Research ‘under-reported’ at universities in MENA region

Academics do not always publicise their work, says senior academic administrator at Moroccan university 

May 18, 2016
An academic studying red liquid in a glass flask
Source: iStock
Private work: ‘this is my research’

Research at universities in the Middle East and North Africa (MENA) is “very often under-reported” because academics see their work as private, a senior academic administrator at a Moroccan university has claimed.

Gina Cinali, director of the office of institutional research and effectiveness at Al Akhawayn University, said that scholars in the MENA region often do not share their research because they feel that they “do not owe it to the institution”.

“They have a feeling that ‘this is my research’,” she said.

In an exclusive interview with Times Higher Education during the THE Africa Universities Summit last month, Professor Cinali said that in other cases academics “forget” to tell colleagues about their research or do not share their work because “they’re not proud” of it.

“My view is – and most institutions have this view – that [if academics are] employed on a full-time basis, on a salary with an office and resources, then they owe it to the institution to share what’s done with their time,” she said.
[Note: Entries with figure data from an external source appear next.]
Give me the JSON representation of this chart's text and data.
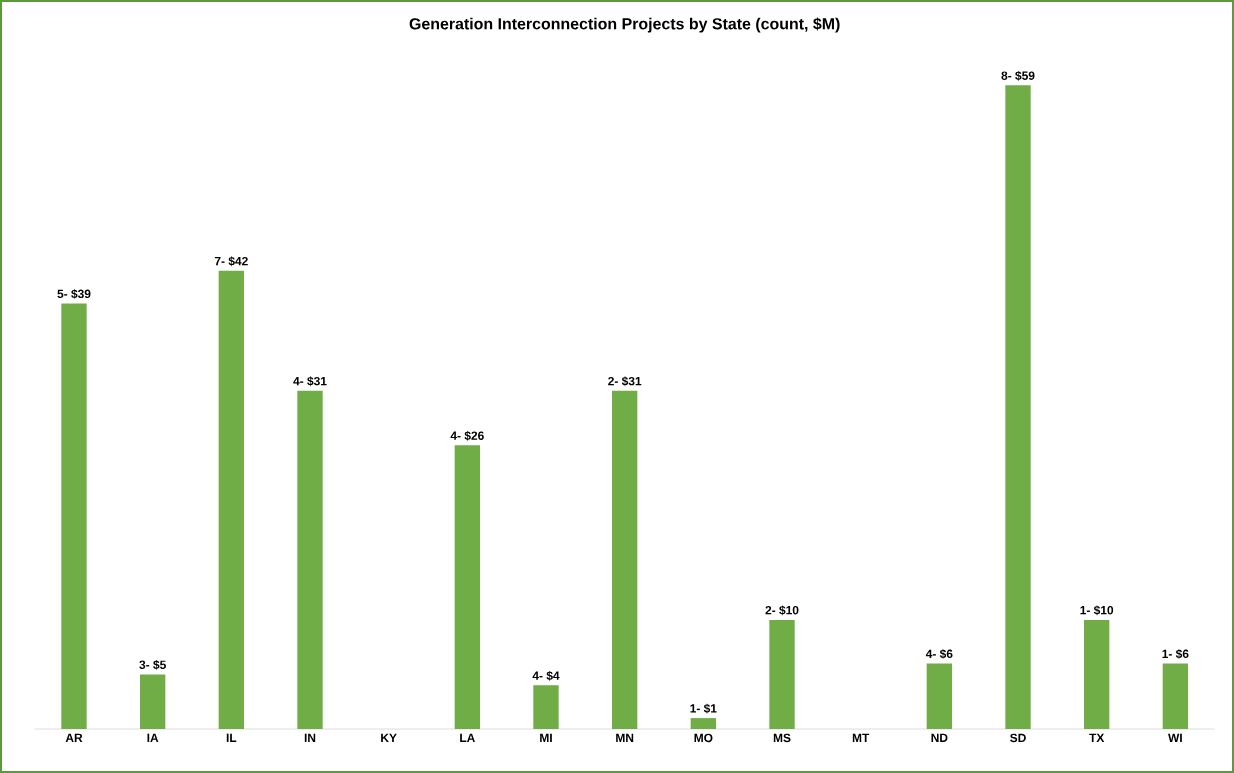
{
  "chart_data": {
    "type": "bar",
    "title": "Generation Interconnection Projects by State (count, $M)",
    "categories": [
      "AR",
      "IA",
      "IL",
      "IN",
      "KY",
      "LA",
      "MI",
      "MN",
      "MO",
      "MS",
      "MT",
      "ND",
      "SD",
      "TX",
      "WI"
    ],
    "values": [
      39,
      5,
      42,
      31,
      null,
      26,
      4,
      31,
      1,
      10,
      null,
      6,
      59,
      10,
      6
    ],
    "value_labels": [
      "5- $39",
      "3- $5",
      "7- $42",
      "4- $31",
      null,
      "4- $26",
      "4- $4",
      "2- $31",
      "1- $1",
      "2- $10",
      null,
      "4- $6",
      "8- $59",
      "1- $10",
      "1- $6"
    ],
    "color": "#70ad47"
  }
}
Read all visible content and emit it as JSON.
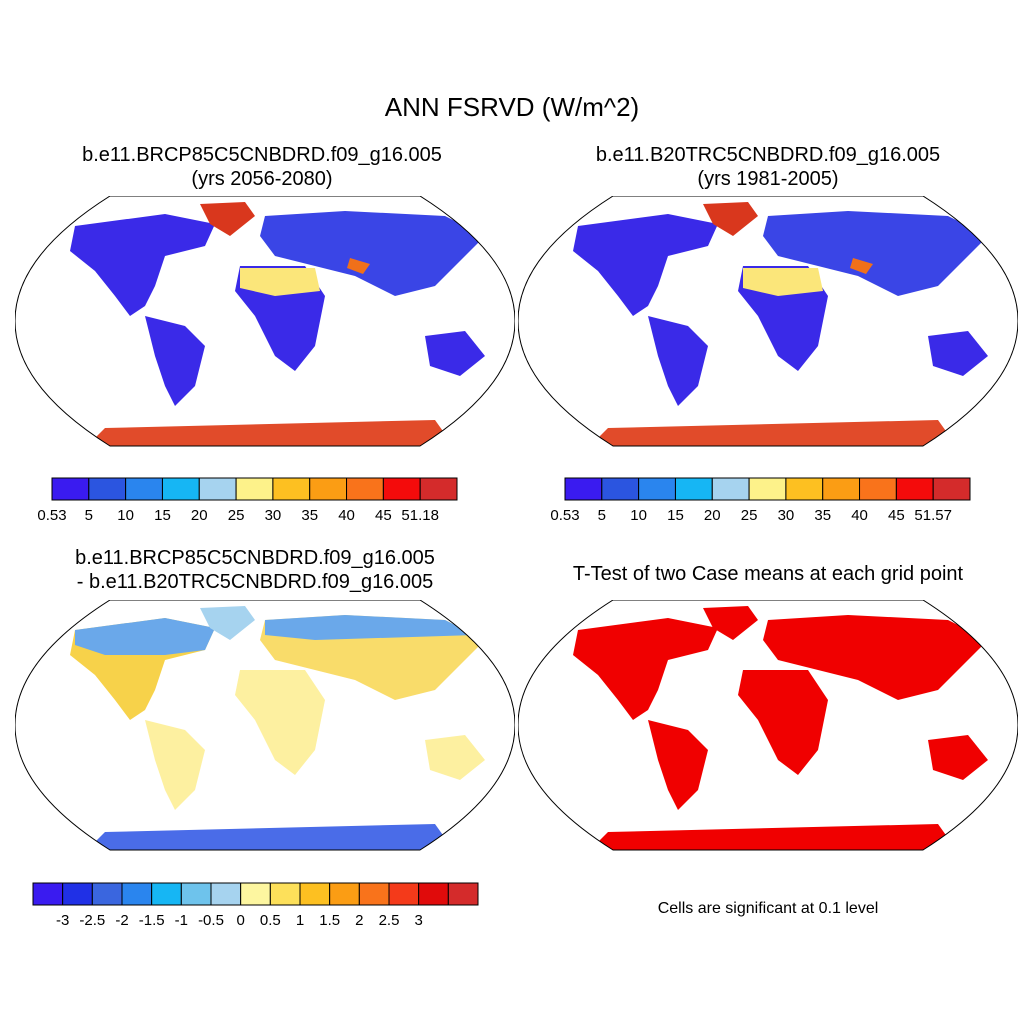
{
  "title": "ANN FSRVD (W/m^2)",
  "panels": [
    {
      "id": "p1",
      "line1": "b.e11.BRCP85C5CNBDRD.f09_g16.005",
      "line2": "(yrs 2056-2080)",
      "colorbar": {
        "colors": [
          "#3a1bf0",
          "#2b55e0",
          "#2a85ee",
          "#16b6f4",
          "#a6d3ef",
          "#fdf28a",
          "#fdc021",
          "#fb9d14",
          "#f9731b",
          "#f40b0b",
          "#d42b2b"
        ],
        "labels": [
          "0.53",
          "5",
          "10",
          "15",
          "20",
          "25",
          "30",
          "35",
          "40",
          "45",
          "51.18"
        ]
      }
    },
    {
      "id": "p2",
      "line1": "b.e11.B20TRC5CNBDRD.f09_g16.005",
      "line2": "(yrs 1981-2005)",
      "colorbar": {
        "colors": [
          "#3a1bf0",
          "#2b55e0",
          "#2a85ee",
          "#16b6f4",
          "#a6d3ef",
          "#fdf28a",
          "#fdc021",
          "#fb9d14",
          "#f9731b",
          "#f40b0b",
          "#d42b2b"
        ],
        "labels": [
          "0.53",
          "5",
          "10",
          "15",
          "20",
          "25",
          "30",
          "35",
          "40",
          "45",
          "51.57"
        ]
      }
    },
    {
      "id": "p3",
      "line1": "b.e11.BRCP85C5CNBDRD.f09_g16.005",
      "line2": "- b.e11.B20TRC5CNBDRD.f09_g16.005",
      "colorbar": {
        "colors": [
          "#3a1bf0",
          "#2030e6",
          "#3a66df",
          "#2a85ee",
          "#16b6f4",
          "#6ec3ec",
          "#a6d3ef",
          "#fdf6a0",
          "#fde05a",
          "#fdc021",
          "#fb9d14",
          "#f9731b",
          "#f43a1a",
          "#e00b0b",
          "#d42b2b"
        ],
        "labels": [
          "-3",
          "-2.5",
          "-2",
          "-1.5",
          "-1",
          "-0.5",
          "0",
          "0.5",
          "1",
          "1.5",
          "2",
          "2.5",
          "3"
        ]
      }
    },
    {
      "id": "p4",
      "line1": "T-Test of two Case means at each grid point",
      "line2": "",
      "note": "Cells are significant at 0.1 level"
    }
  ]
}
“But I find very often it goes under-reported.”

Professor Cinali added that universities in the MENA region must focus on improving pedagogy. She said that while effective teaching and learning strategies were a challenge at universities across the world, poor teaching was “more prevalent” in countries outside North America and Europe because lecturers in these areas are “reluctant to change”.

“University professors come out with their PhD and then they’re let loose in the classroom and it’s assumed that they can teach,” she said. “So they might be excellent in their field but they might be horrible teachers, or they might be natural-born lecturers – you never know.”

She added that there are “a lot of senior professors” who see students as an “inconvenience” and “read from their lecture notes” instead of “having an exchange with students that really stimulates their critical thinking”.

“It is more prevalent outside North America and Europe that professors are high up on a pedestal and lecturers talk at students rather than engaging with them,” she said.

She suggested that more universities should establish centres for teaching and learning – which have already been introduced in some of the smaller liberal arts colleges in the region, she said – and that institutions across Africa could launch a “buddy system” in which academics would be teamed up to share advice on teaching methods.

“We know that some of our professors are brilliant but shy, and they just need the right tools to go into the classroom. They need to be on top of their game about what’s new in their field and the new delivery methods. That’s what’s lacking,” she said.

She added that another issue is that many countries in Africa and the Middle East lack national quality assurance bodies, and those that do exist do not emphasise teaching quality.

“Unless that [quality assurance check] is there, it’s easy for someone to say: ‘I’ve been here for a while; I can’t be bothered [to improve learning and teaching],” she said. “There needs to be some kind of push for accountability and quality oversight from within the institution and outside.”

She said that universities that have lecturers who are “really struggling” with teaching must either find them a different role or “let go of them”.

“It’s not right for the university to have a professor who either doesn’t care or is completely inept at teaching,” she said.